Nina stumbles up to standing and gently bends to hover a hand over the ash-covered floor. It reached as high as seventy-seven Celsius the last time she checked the screen.
She can still feel the radiating heat of it. She lowers her hand closer to its surface; it’s hot, unbearably hot. She listens in the silence and thinks she can make out the distant sound of an alarm blaring.
Perhaps this is it, perhaps this is her being saved. But no one is here.
She might have only one shot.
Her mind weighs the choices and without missing a beat she flies across the burning-hot floor in great stumbling fluttering strides, plowing toward the open door that leads back up the stairs, her rasping breath tearing at her throat.
CHAPTER 45
JOE
J oe tries to ignore the alarm blaring around him. He tells himself to focus, to stay alert. In his hand is a mop, its head ripped off, the only weapon he’s managed to find and fashion from the utility room beside the locked basement door.
He watches as the door slides open, bracing for whatever lies behind it to emerge.
When it’s fully open, he steps forward to peer in. Inside is only darkness. He pulls out his mobile phone and turns on the light.

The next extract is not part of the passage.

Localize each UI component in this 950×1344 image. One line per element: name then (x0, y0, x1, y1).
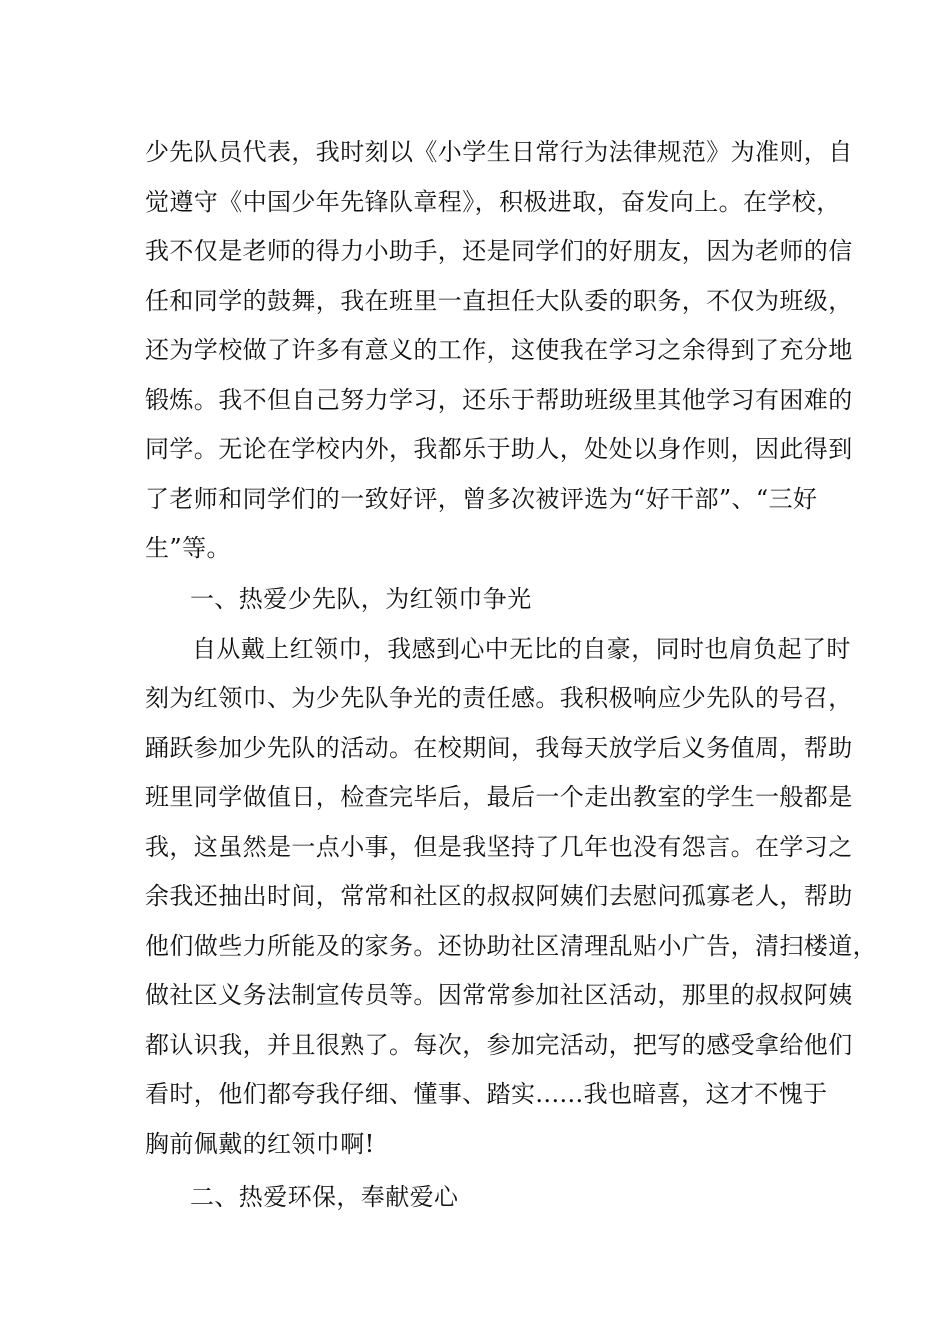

The space beyond the door is cavernous, an empty white room. Nina is not there. Then as his light swings across the back wall, he sees another doorway leading deeper into the house.
Joe looks behind him to the stairs, unsure what to do, but a certainty hits him: no one is coming to rescue him, or Nina. He is the rescue mission, he alone, and if Nina is going to get out of here he will have to go in and get her.
He licks his lips, his phone in one hand, his weapon in the other, and steps into the darkness.
CHAPTER 46
LUCINDA
W hen the alarm begins Lucinda stops what she is doing, the light on the flash drive pulsing red, downloading everything she can fit onto one after another drive from the house’s hidden camera hard drives.
She will need a lot of bargaining chips. She will need a lot of leverage to get herself out of the hole she willingly jumped into. The cavalry is coming and if she doesn’t want to go to jail for a very long time, she’ll need to offer something in return.
But as she looks out across the lawns she feels the possibility of rescue slip away from her. A black-uniformed figure crests the summit of the beach staircase, and then another and another. House security guards, three of them, armed and sprinting flat-out toward the house.
She is not going to make it out of here. This information is not making it out of here. Nothing is.
She scrambles back to the house’s hub screen and with shaking fingers initiates the external door locking system. The power might be cut to the rooms beneath them but it is not cut to the main building. And while the external security system is no match for the lockdown protocol downstairs, the shatterproof glass in the external doors will hold the men back for a few minutes at least.
Lucinda jumps as the first gunshot sings into the patio glass, turning it instantly milky, beyond their approaching bodies, now blurred. She cannot see them, but she knows what will come next. One by one the vast windows catch bullets and milk to opaque before her eyes.
She looks down at the four flash drives in her hand, the final one in the machine blinking and then flashing green. She has it all.
She removes the last drive, slips them all into her pocket, lifts the heavy bucket of water high over the hard drive unit, and pours. She leaps back as it fuses in a bright flash of white, crackling and fizzing as she flinches away.
The men behind the glass begin to pound on the weakened areas. They will be in soon. She doesn’t have long.
She thinks about running, she thinks of every possible choice she could make, but instead she runs to the top of the basement stairs and calls out, “Is she alive?”
Because suddenly that feels like the most important thing in a world of incredibly important things.
And then in the silence that follows as she strains to listen, she hears the gentle, godlike thud-thud-thud-thud of helicopter rotor blades getting closer. The cavalry.
Behind her the sound of smashing suddenly stops and a flicker of hope flutters inside her.